DÖNDÜM VE PATLAMA SESİ DUYDUM

Yanımda Yiğit Acer, 5 metre kadar yakınımda Soner Süvari Astsubay ile Şakir Akçan Uzman Çavuş vardı, İbrahim mevziine döndü.

Ben de Şakir Uzman ile Soner Astsubay’ın yanına gittim. Yaklaşık 15 dakika kadar sonra patlama sesi duyuldu. Saati hatırlamıyorum, 11:00 - 11:30 arası olabilir.

Sonradan duyduğuma göre İbrahim elindeki el bombasıyla benim göremeyeceğim şekilde üç mevzi dolaşmış, üçüncü mevziide patlama gerçekleşmiş. Patlama sesini duyunca koşarak sesin geldiği yere gittim. İbrahim’in mevziinin önünde şiarın üzerinde yüzükoyun yığıldığını gördüm. 

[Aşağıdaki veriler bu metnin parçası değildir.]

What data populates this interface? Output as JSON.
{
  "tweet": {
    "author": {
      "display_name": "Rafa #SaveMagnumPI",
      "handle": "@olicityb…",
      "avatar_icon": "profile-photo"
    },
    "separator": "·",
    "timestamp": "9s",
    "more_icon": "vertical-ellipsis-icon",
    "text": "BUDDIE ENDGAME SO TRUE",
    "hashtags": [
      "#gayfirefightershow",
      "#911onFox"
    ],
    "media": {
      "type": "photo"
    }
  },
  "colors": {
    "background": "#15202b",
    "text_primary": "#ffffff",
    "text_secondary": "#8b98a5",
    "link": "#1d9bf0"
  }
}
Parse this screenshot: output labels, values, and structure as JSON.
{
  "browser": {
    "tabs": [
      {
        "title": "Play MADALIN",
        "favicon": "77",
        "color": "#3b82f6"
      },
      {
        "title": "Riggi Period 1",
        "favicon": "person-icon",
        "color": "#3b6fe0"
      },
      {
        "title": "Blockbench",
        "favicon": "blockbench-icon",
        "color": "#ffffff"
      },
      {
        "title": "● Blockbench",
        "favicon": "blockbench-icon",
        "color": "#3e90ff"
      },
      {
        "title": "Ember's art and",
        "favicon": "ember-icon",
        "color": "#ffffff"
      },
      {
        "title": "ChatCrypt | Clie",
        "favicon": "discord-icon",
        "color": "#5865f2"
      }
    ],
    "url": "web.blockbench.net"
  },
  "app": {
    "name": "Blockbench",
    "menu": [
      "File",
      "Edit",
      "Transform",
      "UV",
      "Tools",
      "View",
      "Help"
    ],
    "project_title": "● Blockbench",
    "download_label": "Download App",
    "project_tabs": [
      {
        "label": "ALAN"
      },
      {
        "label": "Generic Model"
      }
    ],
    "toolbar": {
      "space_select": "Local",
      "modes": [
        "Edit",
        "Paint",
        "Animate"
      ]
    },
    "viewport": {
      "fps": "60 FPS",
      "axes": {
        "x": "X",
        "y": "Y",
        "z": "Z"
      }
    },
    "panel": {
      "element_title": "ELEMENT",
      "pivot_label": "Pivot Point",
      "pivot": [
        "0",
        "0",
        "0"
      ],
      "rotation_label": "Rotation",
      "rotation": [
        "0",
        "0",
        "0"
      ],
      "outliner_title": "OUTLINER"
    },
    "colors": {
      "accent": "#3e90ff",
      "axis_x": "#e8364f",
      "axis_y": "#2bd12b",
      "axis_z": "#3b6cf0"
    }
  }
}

Elazığ'da Koçyiğitler Taburu'nda meydana gelen patlamayla ilgili resmi açıklama mevzide bekleyen erin üzerindeki el bombasının kazayla patladığı belirtilmişti.
 
4 askerin şehit olduğu olayın üzerinden 10 gün geçti. Ancak Taraf gazetesi olayla ilgili herkesi şoke edecek bir haberle kamuoyunun karşısına çıktı.

Taraf "Pimini çekip bombayı verdi" manşetiyle çıktı.. Mehmet Baransu imzalı  haberin spotunda ise "Elazığ'da tim komutanı, nöbette uyuyan askere ceza olarak pimini çektiği el bombasını tutmasını emretti. Bomba patladı, dört şehit" ifadeleri yer aldı..

Taraf'ın ulaştığı görgü tanıklarının ifadelerine göre, 17 Ağustos 2009'da devriye görevi yapan Uzman Çavuş Şakir Akçan, 05:00-07:00 devriyesini saat 06:00'da attı.

Öztürk ve arkadaşı Ahmet Şensoy'un nöbet yerinde uyuduğunu gören Çavuş Akçan, askerlerden Öztürk'ün mevzideki el bombasını, Şensoy'un ise silahının alev gizleyenini aldı. Amacı askerlerin uyuduğunu kanıtlamasıydı.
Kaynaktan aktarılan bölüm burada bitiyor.